There was an old-fashioned tape recorder on the table. The detective tore the plastic sheath from a micro-cassette, took it out of its box and slipped it into the slot. He set the unit to record.
He cleared his throat. “All right, then. For the record, the speaker is Detective Dennis Bennington of the Victoria Police Department, and, also present, Detective Robert Kenney. The man being interviewed here this afternoon is Mr. John Smith. That’s S-M-I-T-H. Can I have your address, please, sir?”
“I don’t have one.”
“No fixed abode?”
“I’m travelling.”
“I see. And your accent?”
“I’m English.”
“Alright, then. Before we get started, you must understand your rights. You have the right to remain silent. Anything you say can be used against you in a court of law. You have the right to talk to a lawyer for advice before we ask you any questions and to have him or her with you during questioning. Do you understand that?”
“I do.”
“If you cannot afford a lawyer, a lawyer will be provided for you at no cost. Do you understand that?”
“Yes.”
He nodded. “Fair enough. Put your initials right here, please.”

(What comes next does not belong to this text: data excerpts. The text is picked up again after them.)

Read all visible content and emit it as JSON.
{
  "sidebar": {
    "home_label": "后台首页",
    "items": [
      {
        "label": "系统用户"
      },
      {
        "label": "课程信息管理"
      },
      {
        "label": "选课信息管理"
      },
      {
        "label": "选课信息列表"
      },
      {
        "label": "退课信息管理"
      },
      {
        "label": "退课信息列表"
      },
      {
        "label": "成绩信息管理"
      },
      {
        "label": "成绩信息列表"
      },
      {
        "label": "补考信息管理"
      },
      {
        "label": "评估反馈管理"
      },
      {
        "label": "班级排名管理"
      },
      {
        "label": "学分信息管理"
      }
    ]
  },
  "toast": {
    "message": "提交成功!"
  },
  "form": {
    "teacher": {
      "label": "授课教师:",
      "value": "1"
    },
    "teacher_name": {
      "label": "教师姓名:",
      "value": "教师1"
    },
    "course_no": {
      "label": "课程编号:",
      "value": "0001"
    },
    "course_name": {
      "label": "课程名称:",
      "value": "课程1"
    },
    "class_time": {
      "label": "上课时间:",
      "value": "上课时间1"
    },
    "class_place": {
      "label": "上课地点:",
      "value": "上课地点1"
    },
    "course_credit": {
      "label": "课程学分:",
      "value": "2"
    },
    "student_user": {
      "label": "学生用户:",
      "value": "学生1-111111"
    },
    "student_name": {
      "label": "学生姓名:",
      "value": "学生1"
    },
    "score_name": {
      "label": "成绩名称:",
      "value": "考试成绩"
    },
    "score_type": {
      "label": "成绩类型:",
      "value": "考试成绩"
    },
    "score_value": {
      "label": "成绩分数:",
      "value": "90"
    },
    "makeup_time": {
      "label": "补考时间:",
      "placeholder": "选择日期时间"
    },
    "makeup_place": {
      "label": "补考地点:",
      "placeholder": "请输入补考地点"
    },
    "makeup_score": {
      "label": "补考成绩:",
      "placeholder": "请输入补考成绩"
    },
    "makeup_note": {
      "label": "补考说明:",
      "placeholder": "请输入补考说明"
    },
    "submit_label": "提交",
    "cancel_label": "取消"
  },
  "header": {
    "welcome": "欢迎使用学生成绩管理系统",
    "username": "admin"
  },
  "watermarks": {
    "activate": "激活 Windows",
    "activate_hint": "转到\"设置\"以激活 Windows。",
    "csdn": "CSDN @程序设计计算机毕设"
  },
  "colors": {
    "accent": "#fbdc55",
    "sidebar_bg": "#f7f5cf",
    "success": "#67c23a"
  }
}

Bennington gave Milton a pen and a printed form that noted that he was waiving his rights. He initialled it. “Can we get on with this, please?”
“Y
ou say you’re English but you have an American passport?”
“My mother,” he said. It was a lie. The passport was a fake, but it had been useful to have one as he passed through South America.
“Where were you before you came here?”
“Just got out of San Francisco.”
“How long were you there?”
“Six months, give or take.”
“Doing what?”
“I had a couple of jobs. I worked for an ice distribution company in the day and drove taxis at night.”
“Why did you leave?”
“Is it relevant?”
“Answer the question, please, sir.”
“It was just time to go.”
“And where are you headed?”
“Nowhere in particular. Wherever I end up.”
“Alright, then. What did you do before that?”
Milton hesitated. What would they say if he told them the truth? I was an assassin for the British government for the better part of a decade, I killed one hundred and thirty six men and women, my employer ordered that I be eliminated after I tried to resign and now I’m on the run.
What would two good old boys make of that? They would think he was insane.
“This and that,” he said instead.
“So why’d you stop in Victoria?”
“I’ve never been to Texas before,” he said. “And it was on my way.”
“So you want to explain what happened in Bill’s?”
“You were there, officer. You saw what happened.”
“Why don’t you tell me your side of things.” He tapped a finger against the tape machine, spooling quietly on the side of the table. “For the record.”
Milton sighed with frustration. “I went to the bar for something to eat and to watch the game on ESPN. It’s a nice bar, reasonably busy. I was sitting at the counter, right next to you. You tried to start a conversation about the chicken wings I was eating. The sauce, I think. You said it was good. I agreed. You tried to start a conversation but I wasn’t interested in talking to you and, eventually, you got the picture and shut up. I concentrated on the game and my food again. Then two men came into the bar. Big guys. Both drunk and looking for trouble. They went over to a table where three girls were sitting down having a drink and made a nuisance of themselves. They made inappropriate advances. The girls asked them to leave and they didn’t. I went over and asked them to stop. I was polite but I don’t think they took too kindly to it. One of them tried to stab me with a broken glass. I banged his face against the table. The other man swung a pool cue at me. I broke his nose. You arrested me. How does that sound, officer? About right?”